On Topology Inference for Networked Dynamical Systems: Principles and Performances

Topology inference for networked dynamical systems (NDSs) plays a crucial role in many areas. Knowledge of the system topology can aid in detecting anomalies, spotting trends, predicting future behavior and so on. Different from the majority of pioneering works, this paper investigates the principles and performances of topology inference from the perspective of node causality and correlation. Specifically, we advocate a comprehensive analysis framework to unveil the mutual relationship, convergence and accuracy of the proposed methods and other benchmark methods, i.e., the Granger and ordinary least square (OLS) estimators.

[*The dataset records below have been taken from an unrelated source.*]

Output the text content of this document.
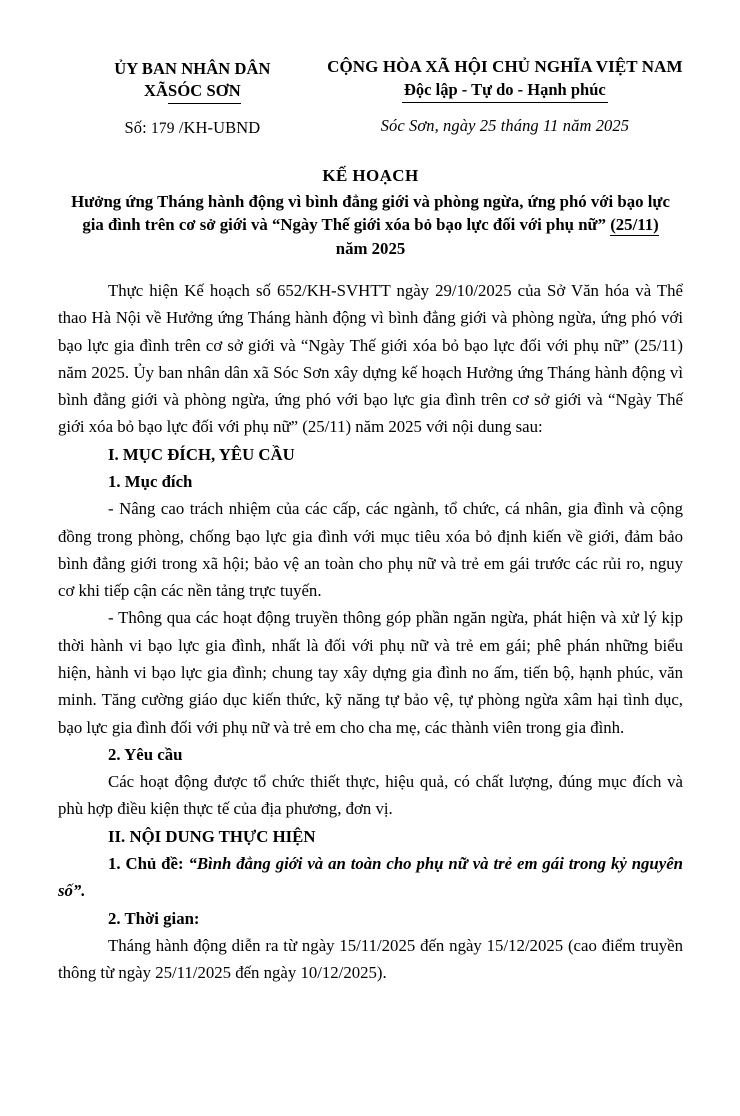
ỦY BAN NHÂN DÂN
XÃSÓC SƠN
Số: 179 /KH-UBND
CỘNG HÒA XÃ HỘI CHỦ NGHĨA VIỆT NAM
Độc lập - Tự do - Hạnh phúc
Sóc Sơn, ngày 25 tháng 11 năm 2025
KẾ HOẠCH
Hưởng ứng Tháng hành động vì bình đẳng giới và phòng ngừa, ứng phó với bạo lực gia đình trên cơ sở giới và “Ngày Thế giới xóa bỏ bạo lực đối với phụ nữ” (25/11) năm 2025

Thực hiện Kế hoạch số 652/KH-SVHTT ngày 29/10/2025 của Sở Văn hóa và Thể thao Hà Nội về Hưởng ứng Tháng hành động vì bình đẳng giới và phòng ngừa, ứng phó với bạo lực gia đình trên cơ sở giới và “Ngày Thế giới xóa bỏ bạo lực đối với phụ nữ” (25/11) năm 2025. Ủy ban nhân dân xã Sóc Sơn xây dựng kế hoạch Hưởng ứng Tháng hành động vì bình đẳng giới và phòng ngừa, ứng phó với bạo lực gia đình trên cơ sở giới và “Ngày Thế giới xóa bỏ bạo lực đối với phụ nữ” (25/11) năm 2025 với nội dung sau:

I. MỤC ĐÍCH, YÊU CẦU

1. Mục đích

- Nâng cao trách nhiệm của các cấp, các ngành, tổ chức, cá nhân, gia đình và cộng đồng trong phòng, chống bạo lực gia đình với mục tiêu xóa bỏ định kiến về giới, đảm bảo bình đẳng giới trong xã hội; bảo vệ an toàn cho phụ nữ và trẻ em gái trước các rủi ro, nguy cơ khi tiếp cận các nền tảng trực tuyến.

- Thông qua các hoạt động truyền thông góp phần ngăn ngừa, phát hiện và xử lý kịp thời hành vi bạo lực gia đình, nhất là đối với phụ nữ và trẻ em gái; phê phán những biểu hiện, hành vi bạo lực gia đình; chung tay xây dựng gia đình no ấm, tiến bộ, hạnh phúc, văn minh. Tăng cường giáo dục kiến thức, kỹ năng tự bảo vệ, tự phòng ngừa xâm hại tình dục, bạo lực gia đình đối với phụ nữ và trẻ em cho cha mẹ, các thành viên trong gia đình.

2. Yêu cầu

Các hoạt động được tổ chức thiết thực, hiệu quả, có chất lượng, đúng mục đích và phù hợp điều kiện thực tế của địa phương, đơn vị.

II. NỘI DUNG THỰC HIỆN

1. Chủ đề: “Bình đẳng giới và an toàn cho phụ nữ và trẻ em gái trong kỷ nguyên số”.

2. Thời gian:

Tháng hành động diễn ra từ ngày 15/11/2025 đến ngày 15/12/2025 (cao điểm truyền thông từ ngày 25/11/2025 đến ngày 10/12/2025).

Our method allows for unknown observation noises, both asymptotic and marginal stabilities for NDSs, while encompasses a correlation-based modification design to alleviate performance degradation in small observation scale. To explicitly demonstrate the inference performance of the estimators, we leverage the concentration measure in Gaussian space, and derive the non-asymptotic rates of the inference errors for linear time-invariant (LTI) cases. Considering when the observations are not sufficient to support the estimators, we provide an excitation-based method to infer the one-hop and multi-hop neighbors with probability guarantees. Furthermore, we point out the theoretical results can be extended to switching topologies and nonlinear dynamics cases. Extensive simulations highlight the outperformance of the proposed method.